My mother’s decision to release from her possession all that had my name on it, in a way, felt as though I was cluttering her life. Perhaps she had also felt that way, burdened by her attachment to every expression of my creative energy in the world. In an effort to honor me, her creation, she carefully packaged that energy and handed it to me as if to say, “Fly free. You decide what to do with yourself.” I imagine what I might have felt had she invited me to her home, and if together, over tea, we would have sorted those items and mutually decided to gift or discard them. The ‘self’ she handed me was a self that was fully committed to exaltation of, her, the mother. It was debasing to be suddenly, and without warning, in charge of that self. However, my time sorting through those mementos alone brought a powerful medicine of autonomy. There was a subtle changing-of-the-guard in my life. Our mothers possess a wisdom that never fails us if we are willing to hear its voice. Observe them carefully. We may have to watch them through the looking glass, but the magic is there.

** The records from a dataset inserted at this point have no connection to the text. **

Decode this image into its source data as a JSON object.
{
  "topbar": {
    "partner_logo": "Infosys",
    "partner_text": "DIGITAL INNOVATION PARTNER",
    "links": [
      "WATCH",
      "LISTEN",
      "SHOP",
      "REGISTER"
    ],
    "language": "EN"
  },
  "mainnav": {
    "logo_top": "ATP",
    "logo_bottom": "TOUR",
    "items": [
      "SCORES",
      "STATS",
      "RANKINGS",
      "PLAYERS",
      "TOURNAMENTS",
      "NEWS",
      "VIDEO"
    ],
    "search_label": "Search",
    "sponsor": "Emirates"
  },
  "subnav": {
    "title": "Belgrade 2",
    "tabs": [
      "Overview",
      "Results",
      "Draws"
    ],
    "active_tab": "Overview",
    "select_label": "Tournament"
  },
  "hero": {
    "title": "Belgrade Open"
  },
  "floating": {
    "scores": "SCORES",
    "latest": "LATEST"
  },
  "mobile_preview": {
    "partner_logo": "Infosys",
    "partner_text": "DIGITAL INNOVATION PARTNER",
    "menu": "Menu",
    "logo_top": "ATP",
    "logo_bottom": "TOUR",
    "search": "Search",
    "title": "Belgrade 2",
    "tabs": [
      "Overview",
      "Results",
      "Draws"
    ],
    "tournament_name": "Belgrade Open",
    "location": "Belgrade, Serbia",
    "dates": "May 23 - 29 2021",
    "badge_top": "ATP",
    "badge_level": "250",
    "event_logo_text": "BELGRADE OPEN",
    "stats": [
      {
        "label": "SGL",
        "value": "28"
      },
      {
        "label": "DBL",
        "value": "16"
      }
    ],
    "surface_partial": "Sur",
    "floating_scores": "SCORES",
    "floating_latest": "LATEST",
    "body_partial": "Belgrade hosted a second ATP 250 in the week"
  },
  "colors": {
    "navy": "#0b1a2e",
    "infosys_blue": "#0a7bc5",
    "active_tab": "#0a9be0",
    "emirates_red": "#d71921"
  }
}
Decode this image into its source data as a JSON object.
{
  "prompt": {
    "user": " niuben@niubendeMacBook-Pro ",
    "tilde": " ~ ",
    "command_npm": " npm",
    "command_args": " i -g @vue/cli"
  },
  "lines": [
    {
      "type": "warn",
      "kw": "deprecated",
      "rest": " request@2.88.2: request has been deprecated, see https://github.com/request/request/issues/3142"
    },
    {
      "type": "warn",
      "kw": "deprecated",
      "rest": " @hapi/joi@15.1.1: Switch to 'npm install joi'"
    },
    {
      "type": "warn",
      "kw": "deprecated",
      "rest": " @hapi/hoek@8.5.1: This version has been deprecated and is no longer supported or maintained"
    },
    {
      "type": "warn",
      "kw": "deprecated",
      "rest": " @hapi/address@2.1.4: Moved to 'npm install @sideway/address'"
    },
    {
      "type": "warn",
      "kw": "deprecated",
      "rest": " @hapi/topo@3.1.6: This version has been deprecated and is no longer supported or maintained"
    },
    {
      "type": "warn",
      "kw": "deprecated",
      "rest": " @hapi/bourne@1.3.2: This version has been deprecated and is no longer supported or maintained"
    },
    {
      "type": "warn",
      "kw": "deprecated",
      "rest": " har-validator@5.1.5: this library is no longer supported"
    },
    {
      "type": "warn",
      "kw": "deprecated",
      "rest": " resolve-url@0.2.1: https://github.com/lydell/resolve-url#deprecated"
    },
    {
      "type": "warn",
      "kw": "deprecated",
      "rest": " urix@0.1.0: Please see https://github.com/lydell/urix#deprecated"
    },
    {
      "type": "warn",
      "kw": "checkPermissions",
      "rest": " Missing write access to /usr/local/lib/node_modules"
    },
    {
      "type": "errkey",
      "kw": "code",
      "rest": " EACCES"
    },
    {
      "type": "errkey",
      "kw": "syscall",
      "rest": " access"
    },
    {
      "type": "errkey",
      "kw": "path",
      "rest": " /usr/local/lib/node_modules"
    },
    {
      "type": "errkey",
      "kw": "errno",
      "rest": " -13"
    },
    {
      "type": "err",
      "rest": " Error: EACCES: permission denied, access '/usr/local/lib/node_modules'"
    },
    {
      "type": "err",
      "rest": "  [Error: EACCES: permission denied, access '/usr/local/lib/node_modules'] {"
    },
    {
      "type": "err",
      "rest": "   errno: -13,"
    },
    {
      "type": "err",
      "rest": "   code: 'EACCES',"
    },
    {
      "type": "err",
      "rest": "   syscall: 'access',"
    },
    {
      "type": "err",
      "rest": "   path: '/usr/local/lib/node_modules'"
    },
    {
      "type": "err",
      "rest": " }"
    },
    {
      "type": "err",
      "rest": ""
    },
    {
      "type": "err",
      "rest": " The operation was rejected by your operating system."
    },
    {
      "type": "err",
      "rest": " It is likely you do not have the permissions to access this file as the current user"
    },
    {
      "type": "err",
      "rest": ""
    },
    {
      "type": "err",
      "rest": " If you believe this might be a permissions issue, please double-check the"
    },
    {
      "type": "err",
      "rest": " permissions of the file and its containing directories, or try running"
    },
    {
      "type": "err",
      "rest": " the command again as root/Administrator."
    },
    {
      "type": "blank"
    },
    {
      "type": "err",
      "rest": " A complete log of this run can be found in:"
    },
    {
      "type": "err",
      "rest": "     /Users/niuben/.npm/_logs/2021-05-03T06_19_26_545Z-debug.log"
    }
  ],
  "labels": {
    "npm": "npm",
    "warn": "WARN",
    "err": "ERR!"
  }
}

This ongoing process, wounding, strengthening, healing is the ever present and continual work of navigating The Mother. As with any relationship, the commitment each one makes that allows the other to be fully in their journey, accepting without judgement, the process of the other may be as “together” as it gets. In any case, bringing our authentic hearts forward, clearly reflecting the beauty of who our mothers are as we learn ourselves again, and then again, is the gift that we bring to them. It’s the gift we bring to ourselves and the one we shall pass on to our daughters for evermore.
And a woman who held a babe against her bosom said, Speak to us of Children.
And he said:
Your children are not your children.
They are the sons and daughters of Life’s longing for itself.
They come through you but not from you,
And though they are with you yet they belong not to you.
You may give them your love but not your thoughts,
For they have their own thoughts.
You may house their bodies but not their souls,
For their souls dwell in the house of tomorrow, which you cannot visit, not even in your dreams.
You may strive to be like them, but seek not to make them like you.
For life goes not backward nor tarries with yesterday.
You are the bows from which your children as living arrows are sent forth.
The archer sees the mark upon the path of the infinite, and He bends you with His might that His arrows may go swift and far.
Let your bending in the archer’s hand be for gladness;
For even as He loves the arrow that flies, so He loves also the bow that is stable.